Un jugement du 5 mars 2019 fait droit à cette demande et condamne la société coopérative au paiement de certaines sommes. En exécution de ce jugement, le commissaire à l’exécution du plan fait signifier à la société un commandement aux fins de saisie-vente. La société le conteste devant le juge de l’exécution en demandant la compensation entre les condamnations prononcées et sa créance connexe, admise au passif de la procédure collective.

La cour d’appel ayant admis la compensation pour connexité des créances, le commissaire à l’exécution du plan se pourvoit en cassation.

Absence de connexité

Le commissaire à l’exécution du plan soutient l’absence de connexité des créances en rappelant « que pour être connexes, les créances doivent dériver d’un même contrat ou d’un ensemble contractuel unique servant de cadre général aux relations entre les parties ». Il ressort des constatations de l’arrêt attaqué que la créance de la coopérative provenait de la livraison de semences et engrais tandis que celle de l’EARL résultait du jugement du 5 mars 2019 et constituait donc une créance indemnitaire née d’une action en nullité de la période suspecte et non pas une créance contractuelle. Même si cette créance indemnitaire avait pour origine l’annulation d’un warrant agricole et d’une cession de créance, ceci ne pouvait suffire à caractériser la connexité exigée par la loi.

Ainsi, en retenant néanmoins que la créance issue du jugement de condamnation était tout aussi indissociable de la relation d’affaires des deux parties que celle détenue par la coopérative agricole pour la seule raison qu’elle résultait de l’annulation d’un warrant agricole et d’une cession de créance, la cour d’appel aurait privé sa décision de base légale au regard de l’article L. 622-7 du code de commerce.

Absence de compensation

La Cour de cassation fait droit à la demande du commissaire à l’exécution du plan et censure l’arrêt d’appel sur le fondement des articles 1347 du code civil, L. 622-7, L. 631-14, alinéa premier, L. 632-1 et L. 626-25 du code de commerce.

Elle précise que les sommes recouvrées suite à la restitution par le créancier des sommes qu’il a reçues au titre d’opérations annulées à la demande du commissaire à l’exécution du plan agissant dans l’intérêt collectif des créanciers en vue de reconstituer l’actif du débiteur, entrent dans le patrimoine de ce dernier et sont destinées à être réparties entre tous les créanciers.
Toute compensation en vertu de l’existence d’un lien de connexité est donc exclue entre la dette de restitution consécutive à l’annulation d’une opération contractée après la date de cessation des paiements et une créance admise au passif du débiteur.
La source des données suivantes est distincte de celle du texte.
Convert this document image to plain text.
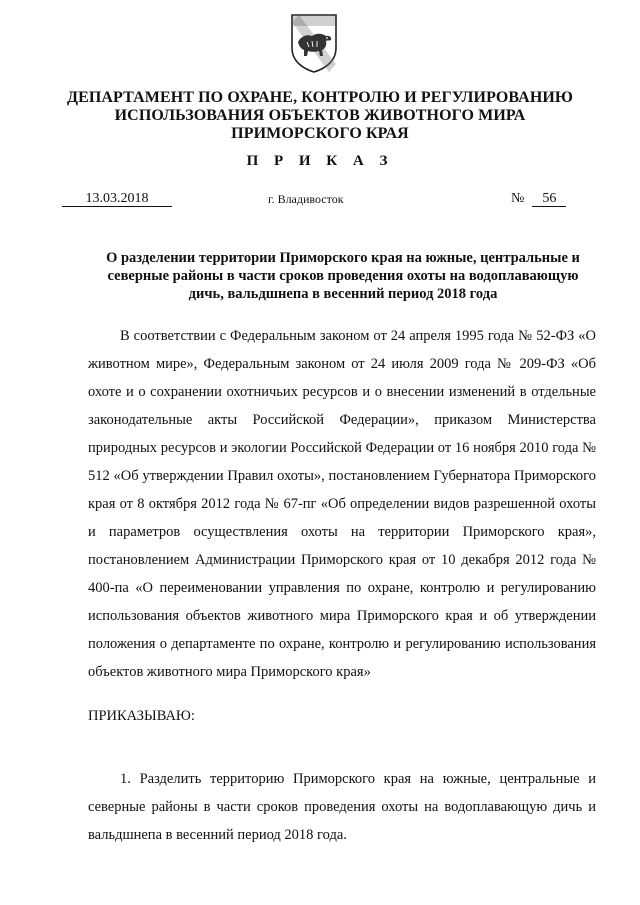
ДЕПАРТАМЕНТ ПО ОХРАНЕ, КОНТРОЛЮ И РЕГУЛИРОВАНИЮ
ИСПОЛЬЗОВАНИЯ ОБЪЕКТОВ ЖИВОТНОГО МИРА
ПРИМОРСКОГО КРАЯ
П Р И К А З
13.03.2018	г. Владивосток	№ 56
О разделении территории Приморского края на южные, центральные и
северные районы в части сроков проведения охоты на водоплавающую
дичь, вальдшнепа в весенний период 2018 года

В соответствии с Федеральным законом от 24 апреля 1995 года № 52-ФЗ «О животном мире», Федеральным законом от 24 июля 2009 года № 209-ФЗ «Об охоте и о сохранении охотничьих ресурсов и о внесении изменений в отдельные законодательные акты Российской Федерации», приказом Министерства природных ресурсов и экологии Российской Федерации от 16 ноября 2010 года № 512 «Об утверждении Правил охоты», постановлением Губернатора Приморского края от 8 октября 2012 года № 67-пг «Об определении видов разрешенной охоты и параметров осуществления охоты на территории Приморского края», постановлением Администрации Приморского края от 10 декабря 2012 года № 400-па «О переименовании управления по охране, контролю и регулированию использования объектов животного мира Приморского края и об утверждении положения о департаменте по охране, контролю и регулированию использования объектов животного мира Приморского края»

ПРИКАЗЫВАЮ:

1. Разделить территорию Приморского края на южные, центральные и северные районы в части сроков проведения охоты на водоплавающую дичь и вальдшнепа в весенний период 2018 года.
De la même manière, la Cour de cassation réfute toute idée de connexité fondée sur un ensemble contractuel telle que retenue par les juges d’appel laquelle résulterait de ce que les créances à compenser procèdent, l’une comme l’autre, des liens d’affaires étroits qui unissaient les parties dans le cadre d’un ensemble contractuel prévoyant que l’EARL écoulait sa production auprès de la seule coopérative qui, inversement lui fournissait les marchandises nécessaires à cette production, un compte courant accueillant les flux réciproques générés par ces opérations.

Certes, les liens décrits par les juges d’appel peuvent correspondre à la notion d’ensemble contractuel généralement admise par la jurisprudence. Mais, le contexte particulier de la constitution de garanties en période suspecte exclut la possibilité d’une telle qualification. Le caractère indemnitaire de la créance est issu du prononcé de la nullité desdites garanties, ce qui l’extrait du champ contractuel (réduit ou étendu) existant entre les parties.